Zugegeben, anfangs waren auch wir etwas skeptisch was die Existenzberechtigung von Notebooks mit 17-Zoll-Bildschirm angeht. Schließlich wiegt ein solches Gerät je nach Modell zwischen drei und fünfeinhalb Kilogramm. Von Portabilität kann man in diesem Fall also nicht gerade sprechen, treffender scheint hier die Verwendung des Begriffs Trans-Portabilität .

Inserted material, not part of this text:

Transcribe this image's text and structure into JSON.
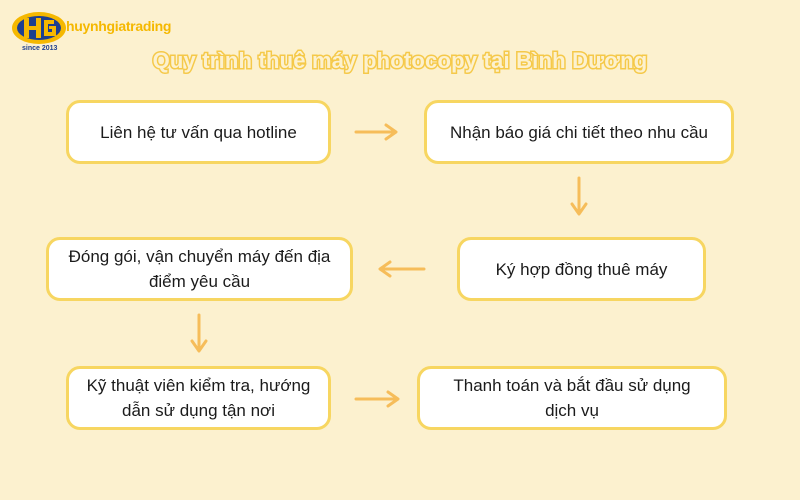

Ein Vorteil der 17-Zoll-Klasse ist offensichtlich: Auf Grund der größeren Bildschirmdiagonale ergibt sich eine um mehr als zwanzig Prozent größere Anzeigefläche, als bei einem 15.4-Zoll-Notebook. Dies lernt man nicht nur dann zu schätzen, wenn häufig mit Tabellenkalkulationen oder mit mehreren Anwendungen gleichzeitig gearbeitet wird und daher mehr als ein Fenster im Blick sind. Nein gerade beim Betrachten von Videoinhalten wie DVD-Filmen oder Fernsehprogrammen macht ein Gerät mit größerem Display die bessere Figur.

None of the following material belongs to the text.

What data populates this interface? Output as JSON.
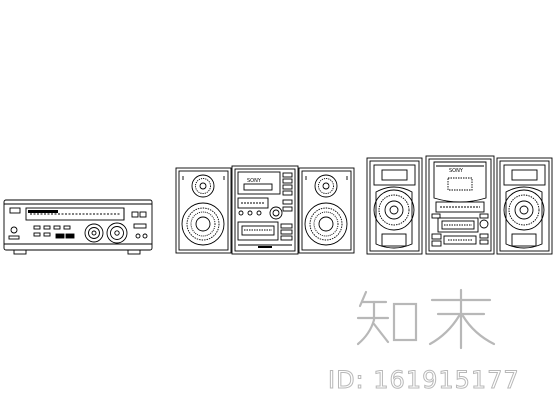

Ein größerer Formfaktor bietet zudem auch mehr Platz für Komponenten und mehr Anschlüsse. So verfügt unser Testkandidat das Pavilion nicht nur über zwei Festplatten sondern auch alle Anschlüsse, die man sich von einem modernen PC erwartet.

Im direkten Vergleich mit einem 12.1-Zoll-Notebook wie dem S270 von Gigabyte werden die Ausmaße des dv8075 deutlich.

Spätestens jetzt wird der ein oder andere sagen "Halt! Wieso kauf ich mir dann nicht gleich einen Mini-PC und ein 17-Zoll-TFT-Display dazu? Den kann ich erweitern und meinen Bedürfnissen anpassen." Nun, zum einen braucht ein kompakter Mini-PC deutlich mehr Stellfläche als ein 17-Zoll-Notebook. Zum anderen haben Sie schon mal versucht einen Mini-PC zusammen zu klappen und in die Ecke zu stellen oder woanders mit hinzunehmen?

Die Stellfläche für ein 17-Zoll-Notebook ist kleiner, als die für einen kompletten Mini-PC.

Sehen sie, schon wieder ein Plus für die transportablen Notebooks. Auch wenn ein solches Notebook nicht in dem Maße erweiterbar ist wie ein PC, so wird es doch die Leistungsanforderungen von mehr als neunzig Prozent der Anwender erfüllen. Und wenn man bedenkt das ein Gerät wie unsere Testmaschine schon für 1500 Euro zu haben ist, sollte man zumindest mal einen Blick riskieren - oder auch mehr.